103 patients were implanted with a TORP. 102 (88 adults, 14 children; 37 CHL, 64 MHL, 1 not specified) patients were analyzed for safety and 92 (79 adults, 13 children) patients for performance of the prostheses. ADVERSE EVENTS RESULTS (N = 102): In 1 patient (child, mXACT Total Prosthesis Offcenter) a prosthesis dislocation was reported, which lead to a revision surgery. No prosthesis extrusion or migration was reported. AUDIOLOGICAL RESULTS (N = 92): 49 (53.3%) of the 92 patients had a PTA ABG of ≤ 20 dB and therefore a successful rehabilitation. The mean post-operative PTA ABG of all 92 patients was 21.0 ± 9.7 dB. The first endpoint, improvement in post-operative PTA ABG of ≤ 20 dB by ≥ 25% of the patients was achieved. The individual Δ BC PTA (post-operative minus pre-operative BC PTA) thresholds were stable (within ± 5 dB HL) in 91 (98.9%) patients. 1 patient had a BC PTA deterioration of 11.3 dB HL.

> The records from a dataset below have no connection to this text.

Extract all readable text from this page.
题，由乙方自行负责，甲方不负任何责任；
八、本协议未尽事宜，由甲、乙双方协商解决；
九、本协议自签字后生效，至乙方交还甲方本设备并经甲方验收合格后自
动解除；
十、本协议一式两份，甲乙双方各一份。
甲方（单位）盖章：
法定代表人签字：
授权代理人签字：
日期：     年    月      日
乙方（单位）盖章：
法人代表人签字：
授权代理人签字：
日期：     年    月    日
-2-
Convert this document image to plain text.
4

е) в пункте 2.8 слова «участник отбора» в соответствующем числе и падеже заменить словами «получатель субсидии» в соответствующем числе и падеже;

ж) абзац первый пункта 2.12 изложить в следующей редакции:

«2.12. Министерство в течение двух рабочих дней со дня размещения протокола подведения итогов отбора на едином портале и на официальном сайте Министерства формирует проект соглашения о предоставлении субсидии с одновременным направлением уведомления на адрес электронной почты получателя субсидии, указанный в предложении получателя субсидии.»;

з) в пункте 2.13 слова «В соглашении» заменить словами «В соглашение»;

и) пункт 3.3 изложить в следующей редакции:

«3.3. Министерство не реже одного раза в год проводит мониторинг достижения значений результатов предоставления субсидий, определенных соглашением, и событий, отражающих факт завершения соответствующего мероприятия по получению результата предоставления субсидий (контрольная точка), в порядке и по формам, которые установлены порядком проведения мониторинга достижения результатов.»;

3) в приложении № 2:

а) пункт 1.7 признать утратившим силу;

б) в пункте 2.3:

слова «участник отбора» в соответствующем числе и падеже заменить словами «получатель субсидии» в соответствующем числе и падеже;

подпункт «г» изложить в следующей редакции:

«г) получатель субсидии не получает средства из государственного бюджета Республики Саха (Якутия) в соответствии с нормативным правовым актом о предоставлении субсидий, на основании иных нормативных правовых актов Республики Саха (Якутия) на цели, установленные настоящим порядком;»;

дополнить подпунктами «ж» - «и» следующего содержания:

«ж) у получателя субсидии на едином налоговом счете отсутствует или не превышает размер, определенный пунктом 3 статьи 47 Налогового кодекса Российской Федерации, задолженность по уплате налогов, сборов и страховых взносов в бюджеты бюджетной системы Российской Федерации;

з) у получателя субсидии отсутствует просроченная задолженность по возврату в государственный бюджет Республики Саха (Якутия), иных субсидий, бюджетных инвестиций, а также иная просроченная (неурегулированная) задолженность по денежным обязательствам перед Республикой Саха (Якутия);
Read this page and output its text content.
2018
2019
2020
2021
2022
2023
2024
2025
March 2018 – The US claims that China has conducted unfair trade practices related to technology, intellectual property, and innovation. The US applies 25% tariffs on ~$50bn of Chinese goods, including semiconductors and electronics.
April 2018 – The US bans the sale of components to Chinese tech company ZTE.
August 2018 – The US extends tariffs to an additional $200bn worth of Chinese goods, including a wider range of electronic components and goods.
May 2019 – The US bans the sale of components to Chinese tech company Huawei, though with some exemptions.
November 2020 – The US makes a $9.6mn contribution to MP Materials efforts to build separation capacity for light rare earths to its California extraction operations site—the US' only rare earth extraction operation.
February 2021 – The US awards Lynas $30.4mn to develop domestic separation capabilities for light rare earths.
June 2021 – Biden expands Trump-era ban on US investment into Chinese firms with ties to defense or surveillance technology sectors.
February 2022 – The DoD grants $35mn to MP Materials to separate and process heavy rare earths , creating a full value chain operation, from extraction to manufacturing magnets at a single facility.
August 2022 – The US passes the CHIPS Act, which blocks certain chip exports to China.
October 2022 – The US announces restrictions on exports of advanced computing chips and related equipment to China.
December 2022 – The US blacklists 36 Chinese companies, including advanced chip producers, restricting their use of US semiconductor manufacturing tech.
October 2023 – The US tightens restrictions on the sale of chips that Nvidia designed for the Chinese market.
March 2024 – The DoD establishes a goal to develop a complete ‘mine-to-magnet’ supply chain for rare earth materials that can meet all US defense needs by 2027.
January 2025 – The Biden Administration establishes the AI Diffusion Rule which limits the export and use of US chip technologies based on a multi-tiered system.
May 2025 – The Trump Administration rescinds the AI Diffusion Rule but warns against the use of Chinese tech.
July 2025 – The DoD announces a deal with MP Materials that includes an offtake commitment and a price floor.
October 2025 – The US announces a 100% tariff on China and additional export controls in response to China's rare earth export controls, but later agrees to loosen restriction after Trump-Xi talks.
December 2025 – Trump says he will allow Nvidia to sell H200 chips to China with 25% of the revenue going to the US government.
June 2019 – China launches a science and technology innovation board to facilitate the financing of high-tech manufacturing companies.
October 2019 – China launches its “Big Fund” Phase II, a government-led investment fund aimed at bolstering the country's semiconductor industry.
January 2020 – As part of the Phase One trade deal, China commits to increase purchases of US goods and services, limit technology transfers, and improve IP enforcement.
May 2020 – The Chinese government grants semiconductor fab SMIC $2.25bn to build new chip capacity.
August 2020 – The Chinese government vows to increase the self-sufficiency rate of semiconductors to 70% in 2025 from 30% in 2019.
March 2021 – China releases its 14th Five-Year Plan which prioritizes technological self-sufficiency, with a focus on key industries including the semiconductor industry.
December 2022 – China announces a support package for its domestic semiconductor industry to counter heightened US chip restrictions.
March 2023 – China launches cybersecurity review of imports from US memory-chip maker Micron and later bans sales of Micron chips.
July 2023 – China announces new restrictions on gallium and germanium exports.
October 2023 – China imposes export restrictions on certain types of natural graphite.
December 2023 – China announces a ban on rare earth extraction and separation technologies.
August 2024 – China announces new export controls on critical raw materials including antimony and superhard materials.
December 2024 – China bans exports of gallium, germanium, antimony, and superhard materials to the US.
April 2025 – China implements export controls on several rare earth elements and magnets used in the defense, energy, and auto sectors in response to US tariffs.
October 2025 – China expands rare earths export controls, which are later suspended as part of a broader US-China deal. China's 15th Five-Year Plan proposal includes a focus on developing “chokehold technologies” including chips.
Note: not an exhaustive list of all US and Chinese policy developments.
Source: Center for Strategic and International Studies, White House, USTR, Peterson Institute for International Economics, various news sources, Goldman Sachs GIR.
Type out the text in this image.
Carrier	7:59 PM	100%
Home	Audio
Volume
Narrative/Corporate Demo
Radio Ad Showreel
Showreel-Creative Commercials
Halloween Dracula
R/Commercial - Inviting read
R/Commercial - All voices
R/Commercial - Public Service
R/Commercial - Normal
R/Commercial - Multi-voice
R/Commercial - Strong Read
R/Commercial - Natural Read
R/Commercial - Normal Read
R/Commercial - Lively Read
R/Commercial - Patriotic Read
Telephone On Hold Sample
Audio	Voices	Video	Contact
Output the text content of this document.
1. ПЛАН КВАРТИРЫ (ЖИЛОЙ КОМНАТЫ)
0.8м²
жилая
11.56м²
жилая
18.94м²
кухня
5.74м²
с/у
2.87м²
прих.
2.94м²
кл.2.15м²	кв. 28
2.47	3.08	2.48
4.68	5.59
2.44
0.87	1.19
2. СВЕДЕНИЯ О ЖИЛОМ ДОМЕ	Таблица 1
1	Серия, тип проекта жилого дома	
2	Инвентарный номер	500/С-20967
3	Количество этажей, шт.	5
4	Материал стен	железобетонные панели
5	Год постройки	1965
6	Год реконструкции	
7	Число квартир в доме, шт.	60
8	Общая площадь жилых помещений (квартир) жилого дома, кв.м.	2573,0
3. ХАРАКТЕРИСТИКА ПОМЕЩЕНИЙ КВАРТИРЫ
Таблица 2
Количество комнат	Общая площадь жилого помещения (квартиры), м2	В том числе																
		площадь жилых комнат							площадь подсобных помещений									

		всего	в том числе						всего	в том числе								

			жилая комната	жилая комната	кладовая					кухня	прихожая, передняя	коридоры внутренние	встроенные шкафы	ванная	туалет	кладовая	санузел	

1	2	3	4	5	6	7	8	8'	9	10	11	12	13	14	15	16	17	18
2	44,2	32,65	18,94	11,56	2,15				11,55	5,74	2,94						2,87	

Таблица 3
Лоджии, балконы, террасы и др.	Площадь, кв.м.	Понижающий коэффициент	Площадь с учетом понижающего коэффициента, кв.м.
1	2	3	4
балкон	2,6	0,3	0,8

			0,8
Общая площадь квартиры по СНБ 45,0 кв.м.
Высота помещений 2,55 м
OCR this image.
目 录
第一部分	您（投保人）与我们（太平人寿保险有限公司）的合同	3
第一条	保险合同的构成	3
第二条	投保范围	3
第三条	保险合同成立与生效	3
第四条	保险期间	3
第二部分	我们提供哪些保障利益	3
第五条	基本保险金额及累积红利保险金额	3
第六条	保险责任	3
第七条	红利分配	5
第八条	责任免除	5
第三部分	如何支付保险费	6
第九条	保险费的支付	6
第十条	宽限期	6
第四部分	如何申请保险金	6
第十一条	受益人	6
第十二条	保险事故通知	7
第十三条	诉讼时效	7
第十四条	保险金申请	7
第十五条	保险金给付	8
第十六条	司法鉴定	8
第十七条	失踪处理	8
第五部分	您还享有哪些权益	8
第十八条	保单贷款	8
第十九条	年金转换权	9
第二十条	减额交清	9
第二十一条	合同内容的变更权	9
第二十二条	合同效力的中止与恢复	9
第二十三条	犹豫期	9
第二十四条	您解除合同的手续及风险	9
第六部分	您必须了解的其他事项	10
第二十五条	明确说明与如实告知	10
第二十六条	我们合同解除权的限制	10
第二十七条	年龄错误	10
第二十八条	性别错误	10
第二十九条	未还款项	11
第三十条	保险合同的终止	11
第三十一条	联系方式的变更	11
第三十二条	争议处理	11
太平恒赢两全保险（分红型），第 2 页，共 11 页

The MED-EL TORPs are safe and effective for middle ear reconstruction. Trial registration number NCT05565339, September 09, 2022, retrospectively registered.
本多中心回顾性研究提供了 MED-EL 全听骨置换假体(TORP)的安全性和性能数据。
患者接受了 mXACT 总假体中心、mXACT 总假体偏心或 mXACT PRO 总假体的鼓室成形术。回顾性分析临床资料。随访检查包括查阅患者病历(不良事件)、耳显微镜检查和纯音测听,以确定术后 0.5、1、2 和 3 kHz 频率的纯音平均听阈(PTA)。术后 PTA 气骨导差(ABG)用于评估听力结果。未定义术后最短和最长随访时间。
103 例患者植入 TORP。102 例(88 例成人,14 例儿童;37 例 CHL,64 例 MHL,1 例未指定)患者进行了安全性分析,92 例(79 例成人,13 例儿童)患者进行了假体性能分析。不良事件结果(N=102):1 例患者(儿童,mXACT 总假体偏心)报告假体脱位,导致再次手术。未报告假体脱出或迁移。听力结果(N=92):92 例患者中,49 例(53.3%)的 PTA ABG≤20dB,因此康复成功。92 例患者的平均术后 PTA ABG 为 21.0±9.7dB。第一个终点是患者术后 PTA ABG 改善≥25%,且≤20dB。91 例(98.9%)患者的个体ΔBC PTA(术后减去术前 BC PTA)阈值稳定(在±5dB HL 内)。1 例患者的 BC PTA 恶化 11.3dB HL。
MED-EL TORP 用于中耳重建是安全有效的。试验注册号 NCT05565339,2022 年 9 月 9 日,回顾性注册。